Developing 3D-Printed Prosthetics by Merging Robotics and Neuroscience

By Mike Koon

With Illinois, people around the world have access to state-of-the-art, printed prosthetics thousands less than more traditional models.

Tim Bretl, Associate Professor of Aerospace Engineering and a Research Associate Professor in the Coordinated Science Laboratory, works in two distinct areas of research to positively impact society: robotics and neuroscience.

“It has been wonderful to work in these two areas because although they sound different, all my projects overlap. A lot of the same tools can be applied to all my projects,” said Bretl. “I enjoy working with a diverse group of people who have expertise different from my own, and I’m lucky to have a great group of students who come to me with good ideas.”

One of Bretl’s four active projects involves developing upper-limb prosthetic devices.

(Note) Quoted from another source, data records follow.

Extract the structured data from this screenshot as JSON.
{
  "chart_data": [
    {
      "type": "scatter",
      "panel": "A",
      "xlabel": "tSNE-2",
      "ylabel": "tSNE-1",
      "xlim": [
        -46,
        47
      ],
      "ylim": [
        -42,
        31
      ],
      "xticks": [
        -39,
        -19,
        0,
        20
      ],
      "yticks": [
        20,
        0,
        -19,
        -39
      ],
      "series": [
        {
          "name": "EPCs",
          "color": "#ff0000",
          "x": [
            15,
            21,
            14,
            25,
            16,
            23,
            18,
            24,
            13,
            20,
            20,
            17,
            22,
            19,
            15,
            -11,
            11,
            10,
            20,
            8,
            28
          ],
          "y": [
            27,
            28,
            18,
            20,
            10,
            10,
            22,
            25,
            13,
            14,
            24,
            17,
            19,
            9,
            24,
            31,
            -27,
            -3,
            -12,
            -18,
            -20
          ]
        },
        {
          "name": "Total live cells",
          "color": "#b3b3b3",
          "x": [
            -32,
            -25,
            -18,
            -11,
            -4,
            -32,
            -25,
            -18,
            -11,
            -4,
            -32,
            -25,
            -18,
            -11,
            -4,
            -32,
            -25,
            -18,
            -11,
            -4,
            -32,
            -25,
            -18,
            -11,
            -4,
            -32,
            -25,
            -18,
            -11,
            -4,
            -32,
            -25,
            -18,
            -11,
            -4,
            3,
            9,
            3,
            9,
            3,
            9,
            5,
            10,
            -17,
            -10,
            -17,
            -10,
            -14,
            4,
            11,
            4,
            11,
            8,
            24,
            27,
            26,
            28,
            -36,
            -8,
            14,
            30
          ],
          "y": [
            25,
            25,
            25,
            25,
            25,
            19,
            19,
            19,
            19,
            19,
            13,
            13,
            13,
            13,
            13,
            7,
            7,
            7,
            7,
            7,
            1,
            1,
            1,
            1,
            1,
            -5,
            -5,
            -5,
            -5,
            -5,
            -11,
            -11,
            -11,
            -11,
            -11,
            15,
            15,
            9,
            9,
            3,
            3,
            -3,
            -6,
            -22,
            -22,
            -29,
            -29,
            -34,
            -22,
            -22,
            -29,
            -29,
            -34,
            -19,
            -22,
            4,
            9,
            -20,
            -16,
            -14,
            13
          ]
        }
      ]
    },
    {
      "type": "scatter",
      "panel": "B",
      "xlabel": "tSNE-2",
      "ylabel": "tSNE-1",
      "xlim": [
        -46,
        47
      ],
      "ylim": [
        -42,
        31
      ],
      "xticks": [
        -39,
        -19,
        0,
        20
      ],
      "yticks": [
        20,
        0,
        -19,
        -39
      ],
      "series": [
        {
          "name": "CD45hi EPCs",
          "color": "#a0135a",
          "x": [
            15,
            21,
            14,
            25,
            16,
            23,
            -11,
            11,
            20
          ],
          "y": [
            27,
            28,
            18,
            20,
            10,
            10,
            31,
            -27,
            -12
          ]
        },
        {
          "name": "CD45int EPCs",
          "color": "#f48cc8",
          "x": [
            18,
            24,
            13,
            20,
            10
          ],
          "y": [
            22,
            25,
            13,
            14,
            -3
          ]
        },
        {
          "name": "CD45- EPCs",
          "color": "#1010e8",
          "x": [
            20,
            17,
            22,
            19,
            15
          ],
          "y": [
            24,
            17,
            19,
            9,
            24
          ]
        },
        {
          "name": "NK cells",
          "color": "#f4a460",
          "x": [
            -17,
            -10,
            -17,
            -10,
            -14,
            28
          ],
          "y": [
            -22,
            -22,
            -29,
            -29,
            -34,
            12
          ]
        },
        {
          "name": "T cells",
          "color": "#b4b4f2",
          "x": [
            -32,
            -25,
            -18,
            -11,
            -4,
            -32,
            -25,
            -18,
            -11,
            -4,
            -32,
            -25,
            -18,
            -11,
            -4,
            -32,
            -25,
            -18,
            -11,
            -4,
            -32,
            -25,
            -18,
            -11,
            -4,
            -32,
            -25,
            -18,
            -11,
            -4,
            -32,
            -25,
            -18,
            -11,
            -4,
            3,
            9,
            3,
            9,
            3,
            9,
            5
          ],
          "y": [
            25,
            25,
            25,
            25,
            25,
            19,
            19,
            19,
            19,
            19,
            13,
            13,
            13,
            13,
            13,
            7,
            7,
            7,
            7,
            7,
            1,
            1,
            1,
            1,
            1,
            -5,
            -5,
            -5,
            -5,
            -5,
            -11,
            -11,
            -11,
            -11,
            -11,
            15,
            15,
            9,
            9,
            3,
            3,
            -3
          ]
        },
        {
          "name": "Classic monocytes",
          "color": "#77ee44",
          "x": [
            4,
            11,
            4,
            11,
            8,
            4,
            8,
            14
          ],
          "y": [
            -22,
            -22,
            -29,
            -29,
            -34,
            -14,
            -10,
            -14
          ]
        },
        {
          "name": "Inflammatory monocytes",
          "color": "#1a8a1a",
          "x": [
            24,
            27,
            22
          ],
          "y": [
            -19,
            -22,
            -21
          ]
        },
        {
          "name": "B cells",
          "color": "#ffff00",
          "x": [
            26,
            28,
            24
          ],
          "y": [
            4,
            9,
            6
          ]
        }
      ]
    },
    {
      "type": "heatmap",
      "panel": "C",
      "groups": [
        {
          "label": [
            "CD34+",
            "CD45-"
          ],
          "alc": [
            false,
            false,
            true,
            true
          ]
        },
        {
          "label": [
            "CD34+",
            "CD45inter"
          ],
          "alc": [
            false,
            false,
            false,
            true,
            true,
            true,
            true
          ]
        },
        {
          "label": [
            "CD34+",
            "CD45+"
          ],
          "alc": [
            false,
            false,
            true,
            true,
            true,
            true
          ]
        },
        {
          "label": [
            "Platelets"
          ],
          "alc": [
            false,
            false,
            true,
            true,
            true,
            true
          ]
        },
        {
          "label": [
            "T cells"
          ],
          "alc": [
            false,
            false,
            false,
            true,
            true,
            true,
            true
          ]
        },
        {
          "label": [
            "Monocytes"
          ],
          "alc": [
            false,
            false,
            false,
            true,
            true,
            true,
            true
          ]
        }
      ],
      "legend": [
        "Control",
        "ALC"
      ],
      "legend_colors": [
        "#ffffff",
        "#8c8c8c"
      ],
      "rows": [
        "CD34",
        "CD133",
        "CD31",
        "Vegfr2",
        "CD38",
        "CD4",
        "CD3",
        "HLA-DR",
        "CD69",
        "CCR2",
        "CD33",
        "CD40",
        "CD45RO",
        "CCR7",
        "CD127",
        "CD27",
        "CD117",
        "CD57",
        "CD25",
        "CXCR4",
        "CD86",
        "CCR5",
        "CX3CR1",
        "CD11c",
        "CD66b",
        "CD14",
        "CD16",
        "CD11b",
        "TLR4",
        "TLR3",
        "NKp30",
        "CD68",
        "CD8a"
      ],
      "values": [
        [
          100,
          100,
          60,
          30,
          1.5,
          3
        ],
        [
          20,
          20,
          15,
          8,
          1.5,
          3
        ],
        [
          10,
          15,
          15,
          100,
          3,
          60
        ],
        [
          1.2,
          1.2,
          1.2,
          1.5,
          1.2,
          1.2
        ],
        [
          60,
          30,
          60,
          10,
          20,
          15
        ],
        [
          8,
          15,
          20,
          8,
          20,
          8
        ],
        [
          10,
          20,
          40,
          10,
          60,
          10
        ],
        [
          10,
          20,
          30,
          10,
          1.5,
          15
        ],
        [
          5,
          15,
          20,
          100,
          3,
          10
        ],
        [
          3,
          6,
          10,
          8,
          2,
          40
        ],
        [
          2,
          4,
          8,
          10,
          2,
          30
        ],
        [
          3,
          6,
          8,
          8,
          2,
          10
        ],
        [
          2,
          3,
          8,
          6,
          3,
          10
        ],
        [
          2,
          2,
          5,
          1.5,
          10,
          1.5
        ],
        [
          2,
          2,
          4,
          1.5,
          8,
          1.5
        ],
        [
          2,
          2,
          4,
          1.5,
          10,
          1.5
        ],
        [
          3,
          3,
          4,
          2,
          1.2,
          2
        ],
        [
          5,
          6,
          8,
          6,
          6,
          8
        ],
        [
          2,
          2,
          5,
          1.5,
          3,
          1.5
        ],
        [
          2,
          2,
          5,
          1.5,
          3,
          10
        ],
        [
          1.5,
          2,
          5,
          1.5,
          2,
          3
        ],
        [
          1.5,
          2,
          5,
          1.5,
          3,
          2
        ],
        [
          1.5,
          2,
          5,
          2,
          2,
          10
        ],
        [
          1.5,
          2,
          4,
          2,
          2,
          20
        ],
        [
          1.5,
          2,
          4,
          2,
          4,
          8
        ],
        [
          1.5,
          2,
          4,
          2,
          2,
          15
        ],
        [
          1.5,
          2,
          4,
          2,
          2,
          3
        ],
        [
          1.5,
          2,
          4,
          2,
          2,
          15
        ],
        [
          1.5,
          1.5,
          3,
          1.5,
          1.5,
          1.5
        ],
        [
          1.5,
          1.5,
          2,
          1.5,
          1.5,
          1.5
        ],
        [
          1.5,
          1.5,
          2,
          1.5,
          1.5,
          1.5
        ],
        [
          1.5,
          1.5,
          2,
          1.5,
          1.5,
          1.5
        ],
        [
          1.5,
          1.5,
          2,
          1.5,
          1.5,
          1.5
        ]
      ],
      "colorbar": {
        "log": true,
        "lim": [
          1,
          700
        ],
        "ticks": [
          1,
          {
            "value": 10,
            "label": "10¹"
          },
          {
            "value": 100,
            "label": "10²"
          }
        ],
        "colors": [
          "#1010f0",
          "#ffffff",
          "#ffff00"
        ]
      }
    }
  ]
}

He and graduate student Aadeel Akhtar are building a prosthetic hand that connects to the user with electrodes that read muscle activity (called an electromyographic [EMG]-based interface) and incorporate sensory feedback.

“Developing prosthetics is all about building effective communication with the device.”

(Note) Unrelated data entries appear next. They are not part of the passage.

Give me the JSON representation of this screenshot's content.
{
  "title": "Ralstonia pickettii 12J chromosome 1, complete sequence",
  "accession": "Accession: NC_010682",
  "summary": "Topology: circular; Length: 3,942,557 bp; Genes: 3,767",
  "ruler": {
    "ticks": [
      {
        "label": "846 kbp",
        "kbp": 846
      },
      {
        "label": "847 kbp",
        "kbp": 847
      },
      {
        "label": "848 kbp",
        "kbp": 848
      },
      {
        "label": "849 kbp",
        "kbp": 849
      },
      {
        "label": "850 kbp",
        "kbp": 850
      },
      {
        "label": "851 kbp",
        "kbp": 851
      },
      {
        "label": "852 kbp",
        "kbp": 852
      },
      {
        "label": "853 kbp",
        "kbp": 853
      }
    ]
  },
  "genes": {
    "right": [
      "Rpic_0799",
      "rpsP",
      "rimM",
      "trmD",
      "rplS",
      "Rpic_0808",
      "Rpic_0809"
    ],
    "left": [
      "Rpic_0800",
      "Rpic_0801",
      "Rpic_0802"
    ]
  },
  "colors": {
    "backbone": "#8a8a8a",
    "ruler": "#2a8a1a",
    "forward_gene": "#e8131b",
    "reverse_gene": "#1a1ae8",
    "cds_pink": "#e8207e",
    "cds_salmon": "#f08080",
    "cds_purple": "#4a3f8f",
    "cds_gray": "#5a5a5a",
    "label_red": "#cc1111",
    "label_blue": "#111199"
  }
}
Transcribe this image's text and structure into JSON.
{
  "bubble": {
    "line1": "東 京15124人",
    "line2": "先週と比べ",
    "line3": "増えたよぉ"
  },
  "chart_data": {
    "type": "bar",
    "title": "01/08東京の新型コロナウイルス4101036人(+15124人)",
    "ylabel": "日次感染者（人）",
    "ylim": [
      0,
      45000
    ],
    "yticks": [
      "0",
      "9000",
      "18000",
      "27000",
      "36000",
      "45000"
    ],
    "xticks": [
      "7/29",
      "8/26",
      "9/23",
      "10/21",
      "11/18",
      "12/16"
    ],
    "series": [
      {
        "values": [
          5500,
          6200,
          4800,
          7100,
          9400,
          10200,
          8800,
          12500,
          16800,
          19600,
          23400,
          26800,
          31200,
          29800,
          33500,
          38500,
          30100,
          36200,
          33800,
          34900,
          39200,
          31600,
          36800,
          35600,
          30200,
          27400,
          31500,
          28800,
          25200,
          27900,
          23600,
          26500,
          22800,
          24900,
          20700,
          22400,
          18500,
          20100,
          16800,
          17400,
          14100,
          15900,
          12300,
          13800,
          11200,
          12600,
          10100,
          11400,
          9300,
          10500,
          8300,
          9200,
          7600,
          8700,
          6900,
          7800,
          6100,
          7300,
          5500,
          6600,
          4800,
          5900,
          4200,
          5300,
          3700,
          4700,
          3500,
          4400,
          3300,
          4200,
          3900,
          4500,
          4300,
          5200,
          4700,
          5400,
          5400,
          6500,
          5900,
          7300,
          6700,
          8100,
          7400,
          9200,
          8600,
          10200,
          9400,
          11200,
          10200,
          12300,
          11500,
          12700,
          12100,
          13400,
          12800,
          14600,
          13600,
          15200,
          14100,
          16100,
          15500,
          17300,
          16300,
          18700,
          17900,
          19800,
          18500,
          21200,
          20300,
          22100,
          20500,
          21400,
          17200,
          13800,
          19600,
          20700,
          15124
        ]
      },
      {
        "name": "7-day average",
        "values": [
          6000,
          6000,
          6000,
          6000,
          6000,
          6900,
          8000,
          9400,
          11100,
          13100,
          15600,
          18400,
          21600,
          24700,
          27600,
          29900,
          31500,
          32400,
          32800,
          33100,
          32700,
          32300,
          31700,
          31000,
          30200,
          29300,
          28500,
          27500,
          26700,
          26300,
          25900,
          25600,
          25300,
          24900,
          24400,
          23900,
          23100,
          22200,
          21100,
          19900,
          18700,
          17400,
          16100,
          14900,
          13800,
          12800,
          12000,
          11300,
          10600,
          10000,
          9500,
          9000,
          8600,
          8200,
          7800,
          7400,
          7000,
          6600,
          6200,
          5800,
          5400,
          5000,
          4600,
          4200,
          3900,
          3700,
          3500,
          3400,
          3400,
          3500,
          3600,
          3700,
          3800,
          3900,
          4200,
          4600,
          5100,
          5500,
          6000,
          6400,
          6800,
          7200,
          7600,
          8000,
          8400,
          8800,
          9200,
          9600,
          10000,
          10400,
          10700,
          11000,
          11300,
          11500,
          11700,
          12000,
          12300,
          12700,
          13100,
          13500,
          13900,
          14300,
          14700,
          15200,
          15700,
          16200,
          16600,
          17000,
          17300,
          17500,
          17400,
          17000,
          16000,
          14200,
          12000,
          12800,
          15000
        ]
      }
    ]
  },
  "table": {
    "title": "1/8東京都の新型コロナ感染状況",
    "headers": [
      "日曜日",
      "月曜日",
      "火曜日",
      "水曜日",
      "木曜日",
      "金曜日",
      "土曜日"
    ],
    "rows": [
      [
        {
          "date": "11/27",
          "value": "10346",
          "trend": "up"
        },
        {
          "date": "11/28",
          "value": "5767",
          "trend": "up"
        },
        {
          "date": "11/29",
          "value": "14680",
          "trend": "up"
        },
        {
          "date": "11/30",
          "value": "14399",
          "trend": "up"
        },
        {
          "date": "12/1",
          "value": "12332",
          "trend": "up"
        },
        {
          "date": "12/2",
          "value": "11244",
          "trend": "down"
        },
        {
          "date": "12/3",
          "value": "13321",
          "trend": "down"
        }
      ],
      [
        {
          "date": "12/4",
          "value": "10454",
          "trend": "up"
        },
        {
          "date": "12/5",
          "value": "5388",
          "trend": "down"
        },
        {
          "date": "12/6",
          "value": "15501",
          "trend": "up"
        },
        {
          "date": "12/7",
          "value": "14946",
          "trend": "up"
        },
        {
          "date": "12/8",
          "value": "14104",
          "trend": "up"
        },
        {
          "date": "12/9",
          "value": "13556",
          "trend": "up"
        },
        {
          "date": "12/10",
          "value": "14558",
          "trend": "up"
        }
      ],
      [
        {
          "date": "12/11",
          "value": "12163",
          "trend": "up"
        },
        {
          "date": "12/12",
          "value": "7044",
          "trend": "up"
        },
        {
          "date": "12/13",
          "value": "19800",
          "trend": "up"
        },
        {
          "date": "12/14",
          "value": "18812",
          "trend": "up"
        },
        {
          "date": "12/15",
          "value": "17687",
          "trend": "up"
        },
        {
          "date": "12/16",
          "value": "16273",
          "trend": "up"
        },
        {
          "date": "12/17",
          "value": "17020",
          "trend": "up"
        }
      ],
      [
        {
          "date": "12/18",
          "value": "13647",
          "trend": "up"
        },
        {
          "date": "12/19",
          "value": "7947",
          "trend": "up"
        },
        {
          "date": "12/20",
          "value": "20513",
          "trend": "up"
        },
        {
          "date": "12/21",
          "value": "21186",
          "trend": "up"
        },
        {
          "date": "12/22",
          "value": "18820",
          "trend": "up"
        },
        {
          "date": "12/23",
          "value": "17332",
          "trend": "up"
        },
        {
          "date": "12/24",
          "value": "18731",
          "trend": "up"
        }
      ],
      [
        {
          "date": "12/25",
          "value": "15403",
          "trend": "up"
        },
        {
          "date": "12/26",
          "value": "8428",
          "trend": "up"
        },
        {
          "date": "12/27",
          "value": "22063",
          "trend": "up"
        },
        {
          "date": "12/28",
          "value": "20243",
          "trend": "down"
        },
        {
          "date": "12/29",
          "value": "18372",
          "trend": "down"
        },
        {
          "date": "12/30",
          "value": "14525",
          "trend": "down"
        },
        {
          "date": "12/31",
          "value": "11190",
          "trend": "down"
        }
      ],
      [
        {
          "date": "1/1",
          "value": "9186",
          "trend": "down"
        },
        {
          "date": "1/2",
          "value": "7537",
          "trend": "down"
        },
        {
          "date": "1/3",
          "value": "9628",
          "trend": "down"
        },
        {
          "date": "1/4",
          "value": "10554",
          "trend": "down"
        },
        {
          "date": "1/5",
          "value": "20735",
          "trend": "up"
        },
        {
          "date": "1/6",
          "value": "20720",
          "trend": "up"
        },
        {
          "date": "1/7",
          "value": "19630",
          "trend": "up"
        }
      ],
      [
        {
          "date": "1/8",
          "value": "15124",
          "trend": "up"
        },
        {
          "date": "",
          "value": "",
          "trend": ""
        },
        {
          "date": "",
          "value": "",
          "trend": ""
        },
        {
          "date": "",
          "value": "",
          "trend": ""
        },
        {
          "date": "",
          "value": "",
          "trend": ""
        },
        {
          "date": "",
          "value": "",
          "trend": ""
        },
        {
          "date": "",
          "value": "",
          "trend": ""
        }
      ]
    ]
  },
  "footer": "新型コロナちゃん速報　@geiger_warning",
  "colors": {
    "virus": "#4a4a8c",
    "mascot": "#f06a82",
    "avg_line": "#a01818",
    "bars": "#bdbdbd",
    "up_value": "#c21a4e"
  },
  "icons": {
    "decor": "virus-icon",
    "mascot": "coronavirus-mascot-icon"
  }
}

“Developing prosthetics is all about building effective communication with the device,” said Bretl. “There’s the EMG interface that translates muscle activity into commands for the device—so how the person tells the device what to do—and then there’s how the device tells the person what it’s doing—so that’s sensory feedback—and we do all of that.”

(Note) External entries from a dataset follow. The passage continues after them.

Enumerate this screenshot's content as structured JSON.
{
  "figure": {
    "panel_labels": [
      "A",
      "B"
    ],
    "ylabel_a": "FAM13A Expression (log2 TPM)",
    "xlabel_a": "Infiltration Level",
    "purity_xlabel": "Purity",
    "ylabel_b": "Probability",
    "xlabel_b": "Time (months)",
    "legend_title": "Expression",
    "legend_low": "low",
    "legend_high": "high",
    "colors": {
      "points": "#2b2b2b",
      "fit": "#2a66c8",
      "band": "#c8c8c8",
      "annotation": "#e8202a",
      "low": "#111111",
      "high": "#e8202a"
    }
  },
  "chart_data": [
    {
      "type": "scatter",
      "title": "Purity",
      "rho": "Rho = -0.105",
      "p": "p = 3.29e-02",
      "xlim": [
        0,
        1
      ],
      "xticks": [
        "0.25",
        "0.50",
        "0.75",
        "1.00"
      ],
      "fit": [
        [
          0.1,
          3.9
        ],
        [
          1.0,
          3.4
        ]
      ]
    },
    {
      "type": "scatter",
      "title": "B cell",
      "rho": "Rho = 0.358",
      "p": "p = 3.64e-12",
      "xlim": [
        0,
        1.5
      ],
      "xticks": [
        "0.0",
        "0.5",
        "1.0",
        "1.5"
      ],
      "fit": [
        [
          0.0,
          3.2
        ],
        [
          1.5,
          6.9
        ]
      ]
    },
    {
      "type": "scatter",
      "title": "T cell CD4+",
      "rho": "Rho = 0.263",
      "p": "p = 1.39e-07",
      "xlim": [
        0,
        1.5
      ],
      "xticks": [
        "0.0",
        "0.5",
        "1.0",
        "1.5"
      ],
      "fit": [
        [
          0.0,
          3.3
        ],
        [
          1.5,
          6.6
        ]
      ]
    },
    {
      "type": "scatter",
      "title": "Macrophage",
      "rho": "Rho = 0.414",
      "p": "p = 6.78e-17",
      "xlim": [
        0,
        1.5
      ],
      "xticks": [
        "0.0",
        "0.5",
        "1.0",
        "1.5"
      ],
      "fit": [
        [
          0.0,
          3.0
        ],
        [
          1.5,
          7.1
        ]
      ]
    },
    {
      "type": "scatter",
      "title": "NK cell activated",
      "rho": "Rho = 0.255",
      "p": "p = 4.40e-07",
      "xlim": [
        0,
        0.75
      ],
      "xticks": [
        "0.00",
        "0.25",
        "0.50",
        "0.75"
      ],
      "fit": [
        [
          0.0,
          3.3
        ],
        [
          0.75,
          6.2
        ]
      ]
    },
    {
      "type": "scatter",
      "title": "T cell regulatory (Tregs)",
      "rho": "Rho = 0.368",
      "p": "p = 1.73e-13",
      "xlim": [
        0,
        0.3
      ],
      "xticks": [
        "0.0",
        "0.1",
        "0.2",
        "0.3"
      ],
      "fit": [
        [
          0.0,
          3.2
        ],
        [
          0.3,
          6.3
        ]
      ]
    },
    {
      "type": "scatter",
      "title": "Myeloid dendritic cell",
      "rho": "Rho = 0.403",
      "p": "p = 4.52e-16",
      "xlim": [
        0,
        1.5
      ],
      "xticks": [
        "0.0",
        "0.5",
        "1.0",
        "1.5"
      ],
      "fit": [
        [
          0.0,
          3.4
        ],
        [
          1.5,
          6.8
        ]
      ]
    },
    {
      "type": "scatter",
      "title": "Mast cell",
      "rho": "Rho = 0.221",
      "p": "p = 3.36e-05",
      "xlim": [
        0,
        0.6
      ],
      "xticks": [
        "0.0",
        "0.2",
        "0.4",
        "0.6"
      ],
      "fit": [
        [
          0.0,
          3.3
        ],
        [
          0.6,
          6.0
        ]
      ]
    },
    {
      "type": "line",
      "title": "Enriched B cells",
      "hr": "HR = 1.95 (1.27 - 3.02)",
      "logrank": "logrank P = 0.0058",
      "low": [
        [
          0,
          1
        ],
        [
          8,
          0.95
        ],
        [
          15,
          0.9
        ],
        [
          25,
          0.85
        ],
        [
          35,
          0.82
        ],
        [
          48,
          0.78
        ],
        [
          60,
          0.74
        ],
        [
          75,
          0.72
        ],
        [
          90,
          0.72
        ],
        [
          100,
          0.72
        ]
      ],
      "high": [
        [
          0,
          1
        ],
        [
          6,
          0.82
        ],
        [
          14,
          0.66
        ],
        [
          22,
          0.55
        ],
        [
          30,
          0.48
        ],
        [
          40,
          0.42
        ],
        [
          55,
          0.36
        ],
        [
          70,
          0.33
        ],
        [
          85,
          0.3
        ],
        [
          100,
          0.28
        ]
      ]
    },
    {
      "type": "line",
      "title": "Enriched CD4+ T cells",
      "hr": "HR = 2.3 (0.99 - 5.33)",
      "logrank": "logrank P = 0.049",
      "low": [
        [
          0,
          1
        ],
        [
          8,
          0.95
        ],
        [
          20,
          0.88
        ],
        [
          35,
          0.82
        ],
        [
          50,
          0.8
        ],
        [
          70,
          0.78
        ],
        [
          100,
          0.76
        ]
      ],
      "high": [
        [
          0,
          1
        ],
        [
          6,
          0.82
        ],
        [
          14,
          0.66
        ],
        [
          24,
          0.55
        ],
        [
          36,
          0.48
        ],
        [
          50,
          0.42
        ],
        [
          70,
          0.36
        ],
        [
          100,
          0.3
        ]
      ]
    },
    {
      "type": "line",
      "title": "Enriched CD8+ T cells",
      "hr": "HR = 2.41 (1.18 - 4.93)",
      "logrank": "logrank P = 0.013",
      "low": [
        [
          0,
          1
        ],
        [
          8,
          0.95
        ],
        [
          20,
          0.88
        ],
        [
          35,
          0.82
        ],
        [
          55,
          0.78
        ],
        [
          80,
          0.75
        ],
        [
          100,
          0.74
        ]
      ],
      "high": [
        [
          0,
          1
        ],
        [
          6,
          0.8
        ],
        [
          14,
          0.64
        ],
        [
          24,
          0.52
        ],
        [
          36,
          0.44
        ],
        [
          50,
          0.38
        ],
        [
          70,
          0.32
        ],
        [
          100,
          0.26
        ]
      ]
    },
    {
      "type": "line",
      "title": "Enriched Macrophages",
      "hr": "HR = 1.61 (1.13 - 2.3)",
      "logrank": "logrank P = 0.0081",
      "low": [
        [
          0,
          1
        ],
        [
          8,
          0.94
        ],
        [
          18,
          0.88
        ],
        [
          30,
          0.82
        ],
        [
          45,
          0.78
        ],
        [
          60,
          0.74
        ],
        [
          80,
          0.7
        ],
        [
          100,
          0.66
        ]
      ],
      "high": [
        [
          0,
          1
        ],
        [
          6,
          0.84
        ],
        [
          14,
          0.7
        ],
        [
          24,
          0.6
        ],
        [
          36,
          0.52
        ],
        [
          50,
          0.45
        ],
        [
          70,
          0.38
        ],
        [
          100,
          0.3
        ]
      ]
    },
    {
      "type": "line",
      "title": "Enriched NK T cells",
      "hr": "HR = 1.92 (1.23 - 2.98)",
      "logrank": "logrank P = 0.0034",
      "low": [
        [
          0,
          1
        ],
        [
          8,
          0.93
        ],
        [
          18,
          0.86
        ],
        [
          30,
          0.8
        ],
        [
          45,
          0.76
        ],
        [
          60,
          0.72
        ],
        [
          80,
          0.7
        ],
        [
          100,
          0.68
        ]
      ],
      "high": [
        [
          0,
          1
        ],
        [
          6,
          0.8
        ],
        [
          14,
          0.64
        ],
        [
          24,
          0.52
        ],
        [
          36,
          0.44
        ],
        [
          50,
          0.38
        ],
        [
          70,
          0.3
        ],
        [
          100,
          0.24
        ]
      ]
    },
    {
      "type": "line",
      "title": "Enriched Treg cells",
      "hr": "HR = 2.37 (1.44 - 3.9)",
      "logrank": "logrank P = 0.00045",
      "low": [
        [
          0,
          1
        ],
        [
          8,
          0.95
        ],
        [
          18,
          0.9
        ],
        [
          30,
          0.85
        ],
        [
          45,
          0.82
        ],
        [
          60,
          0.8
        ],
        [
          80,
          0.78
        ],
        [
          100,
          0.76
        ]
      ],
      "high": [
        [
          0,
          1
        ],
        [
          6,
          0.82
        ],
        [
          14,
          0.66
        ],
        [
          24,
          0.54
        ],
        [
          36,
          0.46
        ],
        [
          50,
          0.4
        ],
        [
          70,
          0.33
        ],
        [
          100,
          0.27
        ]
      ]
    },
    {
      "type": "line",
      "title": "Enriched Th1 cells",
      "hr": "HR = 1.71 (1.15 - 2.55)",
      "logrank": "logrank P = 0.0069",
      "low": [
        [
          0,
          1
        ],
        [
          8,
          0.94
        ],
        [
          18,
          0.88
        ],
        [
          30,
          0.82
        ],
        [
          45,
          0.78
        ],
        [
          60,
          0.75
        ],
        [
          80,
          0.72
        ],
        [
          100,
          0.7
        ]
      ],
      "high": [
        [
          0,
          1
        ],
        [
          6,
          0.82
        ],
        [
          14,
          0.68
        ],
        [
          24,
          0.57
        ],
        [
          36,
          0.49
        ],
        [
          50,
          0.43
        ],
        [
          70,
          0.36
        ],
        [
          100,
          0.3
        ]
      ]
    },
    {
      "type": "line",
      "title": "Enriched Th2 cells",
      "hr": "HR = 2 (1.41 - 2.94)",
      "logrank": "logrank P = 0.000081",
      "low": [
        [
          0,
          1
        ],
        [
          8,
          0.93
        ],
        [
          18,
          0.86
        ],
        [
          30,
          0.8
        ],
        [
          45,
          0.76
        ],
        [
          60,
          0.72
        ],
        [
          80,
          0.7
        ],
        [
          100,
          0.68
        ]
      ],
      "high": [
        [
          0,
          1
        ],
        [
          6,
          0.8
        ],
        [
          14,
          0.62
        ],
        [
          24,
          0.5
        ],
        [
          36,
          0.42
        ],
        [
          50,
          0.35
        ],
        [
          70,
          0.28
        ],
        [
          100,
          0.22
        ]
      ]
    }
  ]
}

To research prosthetics in the field, Akhtar led a team of Illinois graduate students under Bretl's advisement to South America where they put their open-source dexterous artificial hand to the test on an Ecuadorian man. The group has created one of the first 3D-printed prosthetic hands with pattern recognition capability. A machine-learning algorithm allows it to do more than just open and close. It learns other positions of the hand for more functionality. In addition, it can be created for a mere $270 compared to the average myoelectric prosthetic, which retails for between $30,000-$40,000. Even taking in consideration mark-up, it still represents a significant cost decrease to the patient.

3-D printed prosthetic hand being tested in a lab setting. Electrical signals are taken from the muscles in the arm to move the hand and fingers.

The hand is trained to replicate several motions by taking the electrical signal from muscles in the arm and sending it to an EMG board, which is then sent to a microprocessor with a machine-learning algorithm on board. Based on those signals, it sends commands to motor drivers, which churn the motor and make the hand move. Although the EMG board that is being used for the current prototype is the size of a standard audio mixing board, it will eventually shrink to a size that can fit into the socket of a residual limb.

“Using the machine-learning algorithm based off the signals it picks up from the muscles, it can figure out which of these grips he is actually doing,” explained Akhtar. “The micro- controller with the machine-learning algorithm will then replicate the grip he’s trying to make.”

The hand itself takes about 30 hours to print, then another two hours to assemble. All the electronics that are necessary to convert the neural signals into movements are located within the hand. Through a mechanical connection from one of the artificial fingers directly to the skin, the patient will also be able to better feel the position of their hand without looking at it.

“No commercial prosthetic device has any sort of feedback,” Akhtar said. “We’re going to put sensors in the fingers. Based on the amount of force that the fingertips are detecting, we are going to send a proportional amount of electrical current across your skin to stimulate your sensory nerves. By stimulating your sensory nerves in different ways with different amounts of current, we can make it feel like vibration, tingling, pain, or pressure.”

“It’s really awesome to be able to help people,” Nguyen said. “I didn’t imagine doing something that has this direct impact on the world while still in college.”

“It’s really awesome to be able to help people,” Nguyen said. “I didn’t imagine doing something that has this direct impact on the world while still in college.”

“I mean, who doesn’t love robots? You figure out how to tell them what to do, and they do it—it’s a lot of fun,” Bretl said. “Even on the neuroscience side, a prosthetic hand is a robot that happens to be attached to a person. Robotics opens up a whole set of humanitarian applications and interesting science.”